Comparative structural and functional analysis of the olfactory receptor genes flanking the human and mouse beta-globin gene clusters

Michael Bulger, M. A. Bender, J. Hikke van Doorninck, Brett Wertman, Catherine M. Farrell, Gary Felsenfeld, Mark Groudine, and Ross Hardison   Proc. Natl. Acad. Sci. USA, Vol. 97, Issue 26, 14560-14565, December 19, 2000


The sequence, masking, exons, and underlay files are provided to allow you to do your own comparisons, using our PipMaker server. Precomputed pips and dotplots are also provided, along with the alignments in text form. For some analyses, it is more convenient to use human as the reference sequence, but for others it is more convenient to use mouse. Thus both human vs. mouse and mouse vs. human comparisons are provided.

The HBB complex and surrounding genes (human chromosome 11p15.5, mouse chromosome 7, 50 cM)

For information about the meanings of the different settings used in computing the alignments (chaining, single coverage, one or two strands) see the PipMaker server: http://pipmaker.bx.psu.edu/pipmaker/. The scoring schemes used for "single coverage" and "all matches" are set to produce minimal spurious alignments, whereas the "chaining" option is set to a higher sensitivity.

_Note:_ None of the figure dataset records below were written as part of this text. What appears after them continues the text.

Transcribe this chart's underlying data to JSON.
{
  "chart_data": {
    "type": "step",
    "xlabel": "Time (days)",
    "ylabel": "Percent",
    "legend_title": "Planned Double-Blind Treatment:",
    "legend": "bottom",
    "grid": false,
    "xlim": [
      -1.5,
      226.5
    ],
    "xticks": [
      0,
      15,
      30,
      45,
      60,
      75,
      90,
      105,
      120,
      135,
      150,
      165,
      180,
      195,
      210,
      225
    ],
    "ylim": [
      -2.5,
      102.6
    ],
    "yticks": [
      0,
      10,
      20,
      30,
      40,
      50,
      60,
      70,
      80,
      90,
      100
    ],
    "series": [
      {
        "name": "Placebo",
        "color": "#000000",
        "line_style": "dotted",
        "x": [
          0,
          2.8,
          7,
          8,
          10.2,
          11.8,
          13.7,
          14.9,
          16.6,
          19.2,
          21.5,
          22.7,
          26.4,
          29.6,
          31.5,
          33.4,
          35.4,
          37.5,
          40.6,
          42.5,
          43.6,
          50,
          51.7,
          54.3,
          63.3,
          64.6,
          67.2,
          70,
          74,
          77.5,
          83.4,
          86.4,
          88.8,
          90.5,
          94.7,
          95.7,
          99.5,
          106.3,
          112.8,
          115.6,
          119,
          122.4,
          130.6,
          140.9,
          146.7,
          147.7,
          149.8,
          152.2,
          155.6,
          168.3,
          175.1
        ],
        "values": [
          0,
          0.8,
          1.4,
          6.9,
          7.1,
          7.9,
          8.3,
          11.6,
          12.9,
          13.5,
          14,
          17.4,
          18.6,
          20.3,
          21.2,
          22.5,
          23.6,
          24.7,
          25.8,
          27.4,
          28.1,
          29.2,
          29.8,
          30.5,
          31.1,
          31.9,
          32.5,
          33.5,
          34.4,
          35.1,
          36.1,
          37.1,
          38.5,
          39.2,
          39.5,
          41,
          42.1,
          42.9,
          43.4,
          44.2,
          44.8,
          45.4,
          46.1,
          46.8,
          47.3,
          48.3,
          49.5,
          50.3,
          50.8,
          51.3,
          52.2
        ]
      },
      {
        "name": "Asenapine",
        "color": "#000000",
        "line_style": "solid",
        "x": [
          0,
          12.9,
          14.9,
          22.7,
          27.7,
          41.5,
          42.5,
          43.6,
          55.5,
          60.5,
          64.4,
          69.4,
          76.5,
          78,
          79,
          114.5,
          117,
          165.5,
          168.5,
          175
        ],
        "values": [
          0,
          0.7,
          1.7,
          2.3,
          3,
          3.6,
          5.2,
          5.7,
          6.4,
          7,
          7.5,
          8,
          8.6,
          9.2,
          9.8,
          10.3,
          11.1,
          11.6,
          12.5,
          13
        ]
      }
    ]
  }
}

Notes about the human sequence

The human HBB complex sequence is a compilation of sequences. Most of the sequences flanking the beta-like globin genes and LCR were determined by Mike Bulger in the Groudine lab, and he generated this compilation. A "minimal tiling path" of GenBank sequences that in combination will make something close to this compilation (after removing overlaps) is accession numbers AF137396, AF064190, U01317, AF137131, X54282, AF289203 and AF289204.

THERE IS A ROUGHLY 6 KB GAP IN THE HUMAN SEQUENCE at position 344746. The gene HOR3'beta3 and the 3' breakpoint for the Chinese thalassemia deletion precede this gap, and the 3' breakpoint for HPFH1 and the gene HOR3'beta4 follow this gap.

This gap was resistant to cloning and sequencing in multiple attempts. The Celera contig also ends in roughly this region.